Nach fast einer Stunde Außenpolitik ging es dann doch noch um die Situation in Deutschland. Beide Kontrahent*innen überboten sich in Forderungen nach mehr innerer Aufrüstung und forderten jeweils 15.000 neue Polizeistellen, bessere Ausrüstung usw.. Merkel empörte sich sogar über die Kennzeichnung von Polizist*innen, die sie als „Misstrauen“ brandmarkte. Doch gerade dieses Misstrauen ist angesichts der immer größeren Polizeigewalt, wie gerade erst G20 traurigerweise bewiesen hat, mehr als angebracht.
Am bezeichnendsten war dennoch nicht unbedingt das erschreckende Ausmaß des rechten Diskurses der ganzen Veranstaltung, sondern die Heuchelei der SPD beim Thema soziale Gerechtigkeit. Im Wahlkampf versucht sie, sich als „Gerechtigkeitspartei“ zu stilisieren, und Juso-Chefin Uekermann und SPD-Generalsekretärin Katarina Barley kritisierten auf Twitter, dass der Frageblock zum Thema beim TV-Duell so kurz ausfiel.
Doch nicht nur vergaßen sie zu sagen, dass die SPD als Koalitionspartnerin mitverantwortlich für den Anstieg prekärer Arbeitsverhältnisse ist – ganz zu schweigen von der unerträglichen Stille, was das Thema Hartz IV angeht, von welchem sich die SPD immer noch nicht abgrenzen will.
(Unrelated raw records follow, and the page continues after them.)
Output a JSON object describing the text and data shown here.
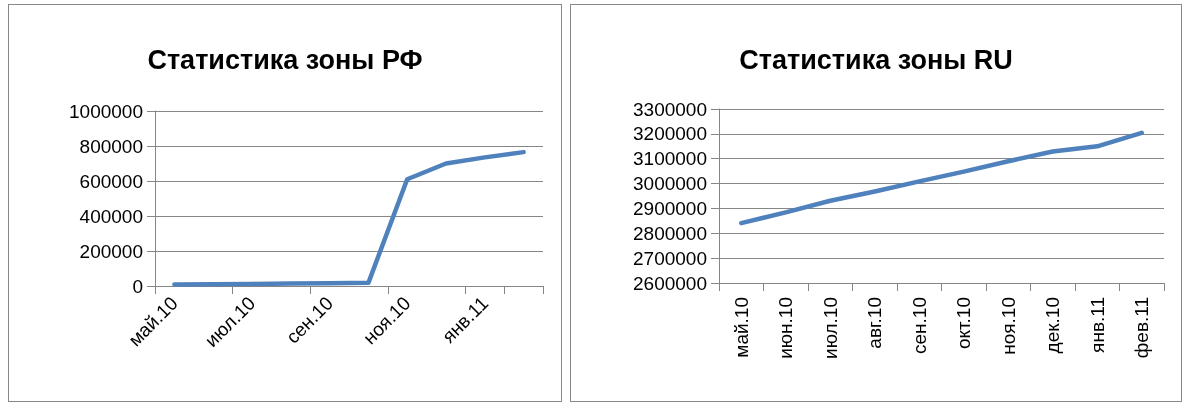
{
  "chart_data": [
    {
      "type": "line",
      "title": "Статистика зоны РФ",
      "categories": [
        "май.10",
        null,
        "июл.10",
        null,
        "сен.10",
        null,
        "ноя.10",
        null,
        "янв.11",
        null
      ],
      "series": [
        {
          "color": "#4f81bd",
          "values": [
            8000,
            10000,
            12000,
            14000,
            16000,
            18000,
            610000,
            700000,
            735000,
            765000
          ]
        }
      ],
      "ylim": [
        0,
        1000000
      ],
      "yticks": [
        0,
        200000,
        400000,
        600000,
        800000,
        1000000
      ],
      "grid": "y",
      "marker": "none"
    },
    {
      "type": "line",
      "title": "Статистика зоны RU",
      "categories": [
        "май.10",
        "июн.10",
        "июл.10",
        "авг.10",
        "сен.10",
        "окт.10",
        "ноя.10",
        "дек.10",
        "янв.11",
        "фев.11"
      ],
      "series": [
        {
          "color": "#4f81bd",
          "values": [
            2841000,
            2884000,
            2931000,
            2968000,
            3009000,
            3048000,
            3090000,
            3129000,
            3150000,
            3204000
          ]
        }
      ],
      "ylim": [
        2600000,
        3300000
      ],
      "yticks": [
        2600000,
        2700000,
        2800000,
        2900000,
        3000000,
        3100000,
        3200000,
        3300000
      ],
      "grid": "y",
      "marker": "none"
    }
  ]
}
Im Gegenteil lobte Schulz sogar den Ex-Kanzler Gerhard Schröder während des TV-Duells für seine „Verdienste“ – unter anderem die Einführung von Hartz IV, auch wenn Schulz das nicht direkt erwähnte.
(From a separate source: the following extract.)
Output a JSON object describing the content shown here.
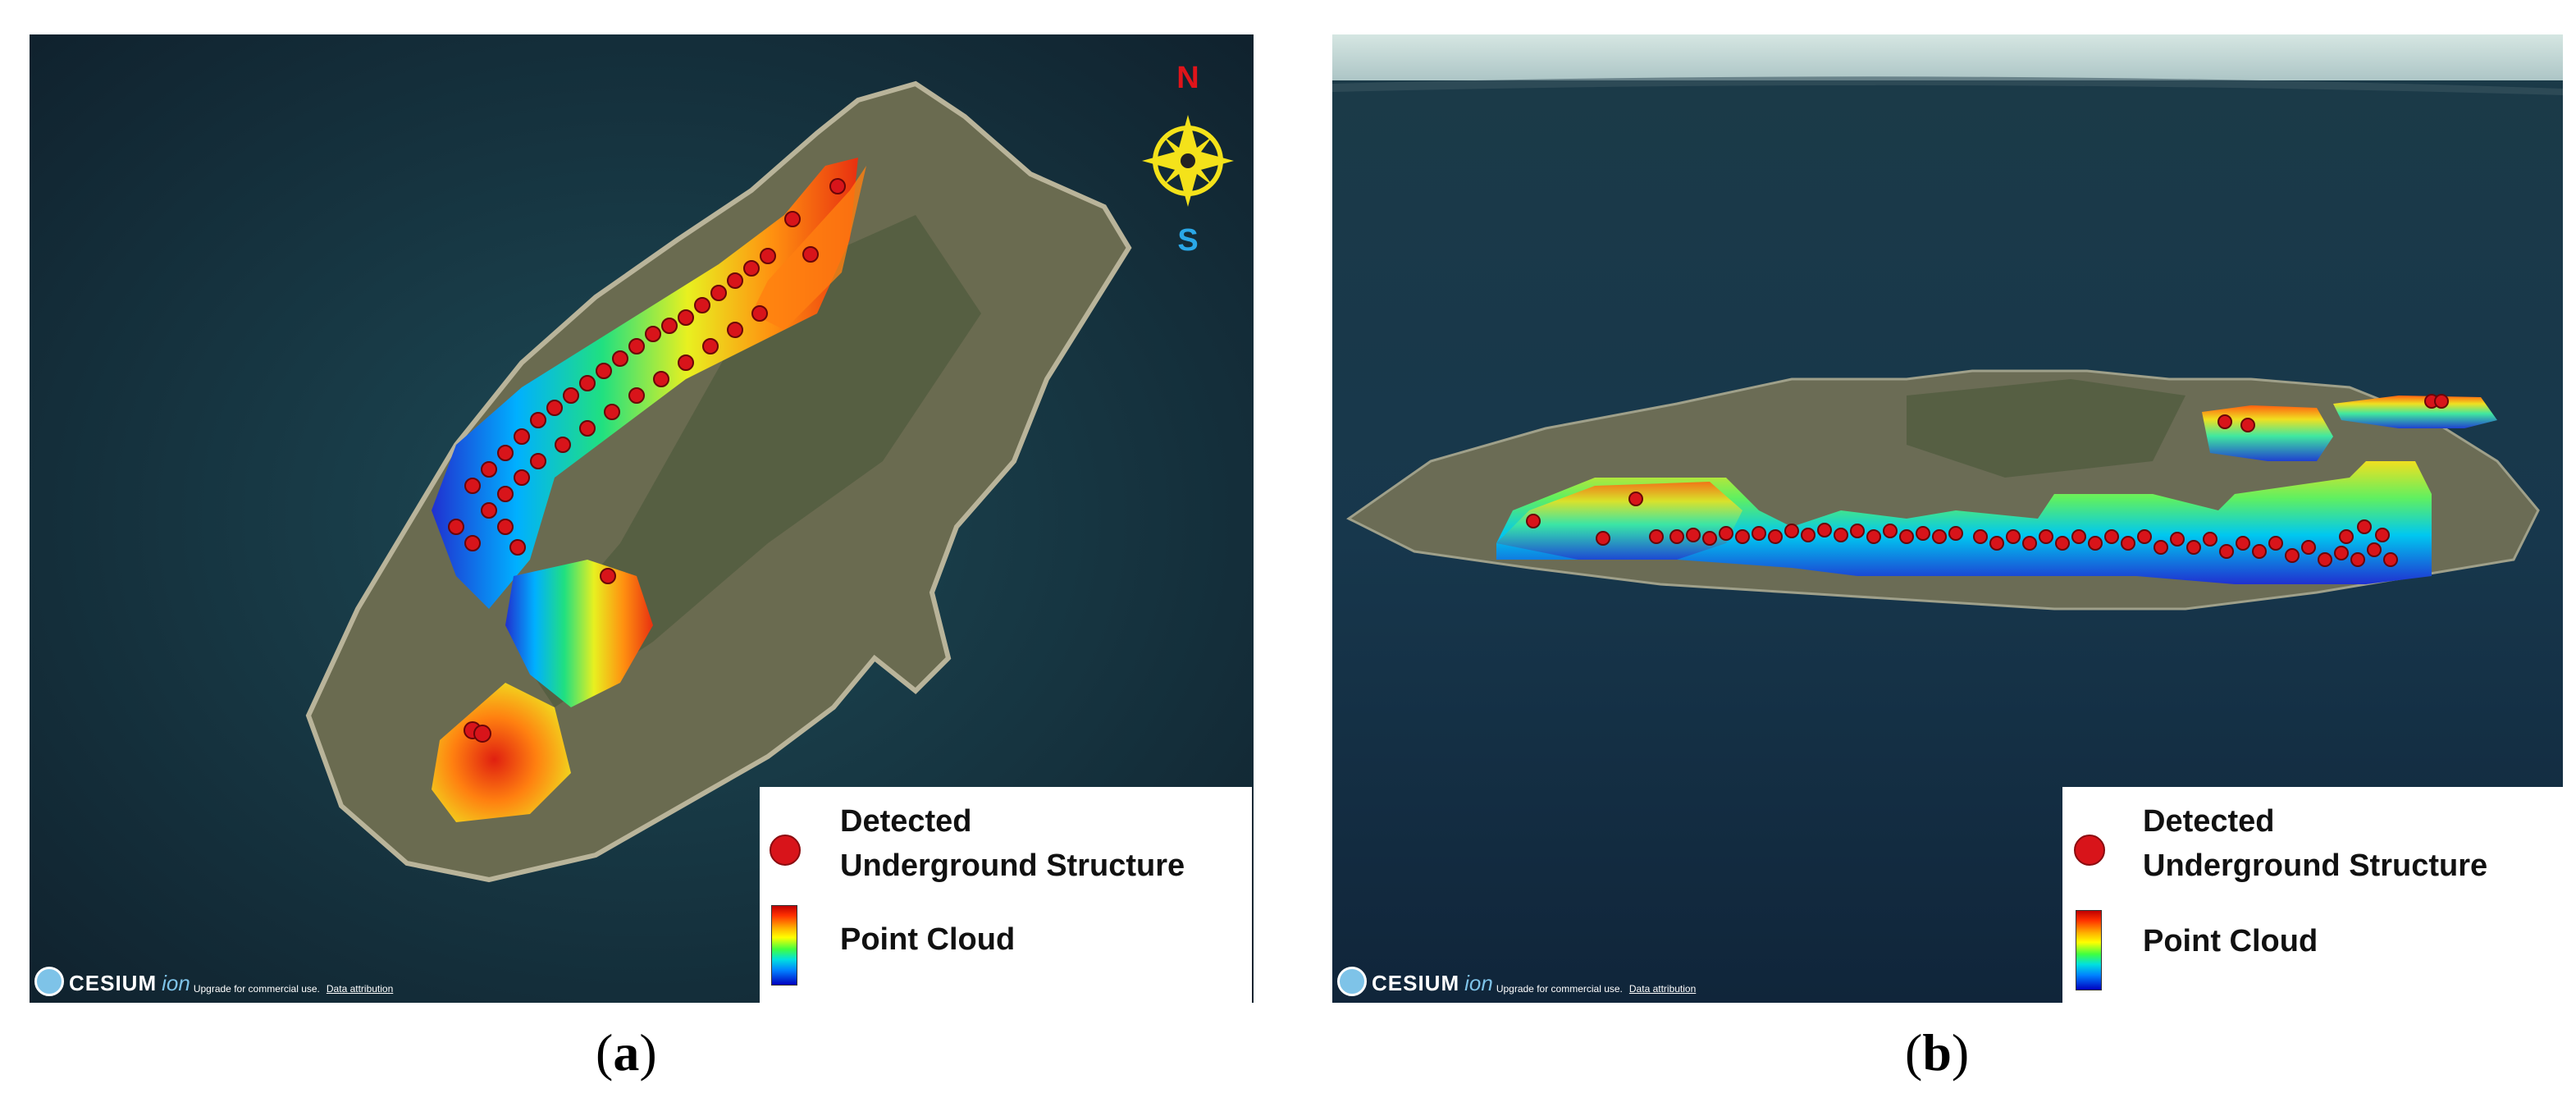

Was beim TV-Duell auch auffällig war, war die Schnelligkeit, mit der Schulz selbst das Thema soziale Gerechtigkeit begrub. Nach einer zugegebenermaßen akkuraten Situationsbeschreibung der Prekarität in Deutschland kam er nur kurz auf das Thema Rente zu sprechen, bevor er dann den Bogen zur Autobahnmaut schlug, was die Moderator*innen sofort nutzten, um zur Dieselaffäre überzugehen und jeden Anspruch auf das Thema soziale Gerechtigkeit aufzugeben.
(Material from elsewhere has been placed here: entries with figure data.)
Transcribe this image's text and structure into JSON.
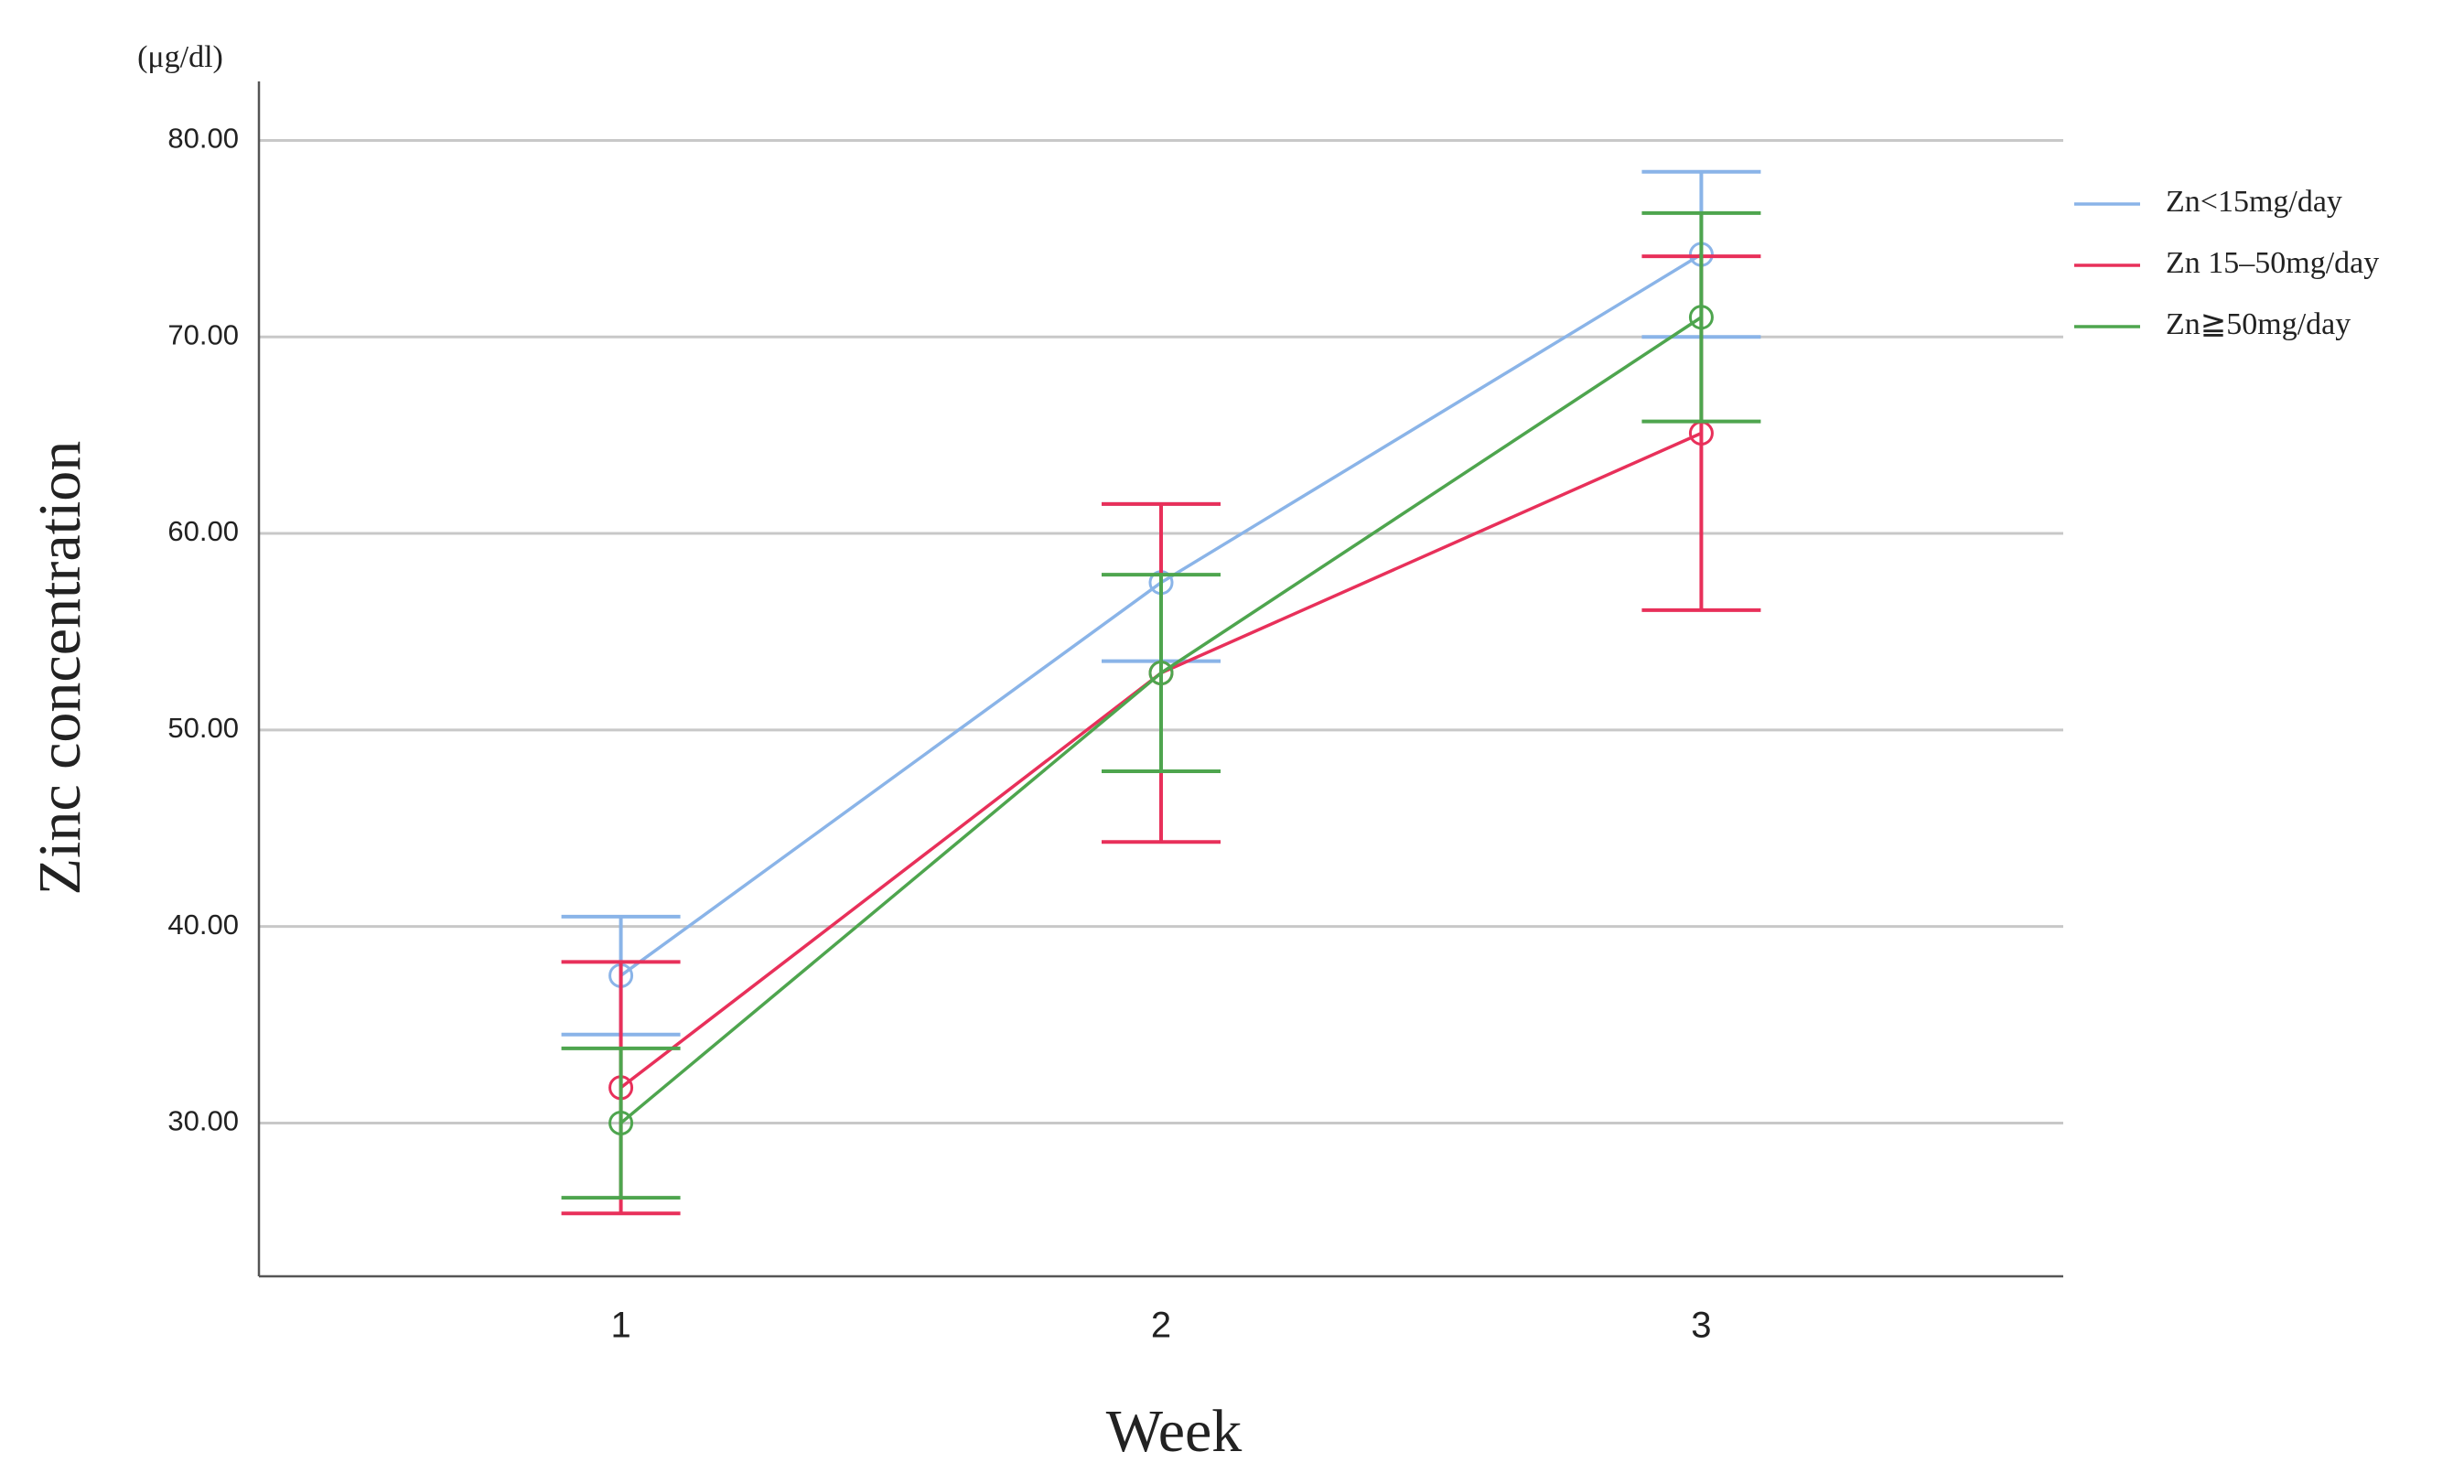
{
  "chart_data": {
    "type": "line",
    "unit_label": "(μg/dl)",
    "y_label": "Zinc concentration",
    "x_label": "Week",
    "x": [
      1,
      2,
      3
    ],
    "xlim": [
      0.33,
      3.67
    ],
    "xticks": [
      1,
      2,
      3
    ],
    "ylim": [
      22.2,
      83.0
    ],
    "yticks": [
      {
        "value": 30,
        "label": "30.00"
      },
      {
        "value": 40,
        "label": "40.00"
      },
      {
        "value": 50,
        "label": "50.00"
      },
      {
        "value": 60,
        "label": "60.00"
      },
      {
        "value": 70,
        "label": "70.00"
      },
      {
        "value": 80,
        "label": "80.00"
      }
    ],
    "grid": true,
    "legend": "right",
    "series": [
      {
        "name": "Zn<15mg/day",
        "color": "#8ab4e8",
        "values": [
          37.5,
          57.5,
          74.2
        ],
        "errors": [
          3.0,
          4.0,
          4.2
        ]
      },
      {
        "name": "Zn 15–50mg/day",
        "color": "#e8305a",
        "values": [
          31.8,
          52.9,
          65.1
        ],
        "errors": [
          6.4,
          8.6,
          9.0
        ]
      },
      {
        "name": "Zn≧50mg/day",
        "color": "#4ea54e",
        "values": [
          30.0,
          52.9,
          71.0
        ],
        "errors": [
          3.8,
          5.0,
          5.3
        ]
      }
    ]
  }
}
Besonders spannend in dem Kontext, dass das einzige Thema, mit dem sich Schulz hier brüsten will – die Nichteinführung der Rente mit 70 –, gleich von Merkel aufgegriffen wurde: Sie versprach, dass das auch mit ihr nicht passieren wird. Extra3 kommentierte passend:
Bezeichnend, dass Schulz als Sozialpolitik vor allem eine Steuerreform erläuterte: Ein kurzes Rechenbeispiel zu ein paar geringfügigen Steuererleichterungen und wegfallenden Kita-Gebühren, und sonst war von den brennenden Themen, die die große Mehrheit der Bevölkerung in diesem Land betreffen, rein gar nichts zu hören. Das ist nicht nur der Moderation anzulasten, sondern Ausdruck der Verachtung für diese Probleme, die die Große Koalition an den Tag legt.
Und so zeigte dieses TV-Duell neben der Tiefe des Rechtsrucks vor allem eins: CDU und SPD sind sich über die außen- und innenpolitischen Linien weitgehend einig. Also darüber, wie Deutschland im Rahmen der EU seine Vormachtstellung ausbauen kann, auf dem Rücken all derer, die hier und in anderen Ländern leben und leben wollen. Es ist wohl nur noch fraglich, ob Merkel diese Angriffe mit oder ohne die SPD durchführen wird.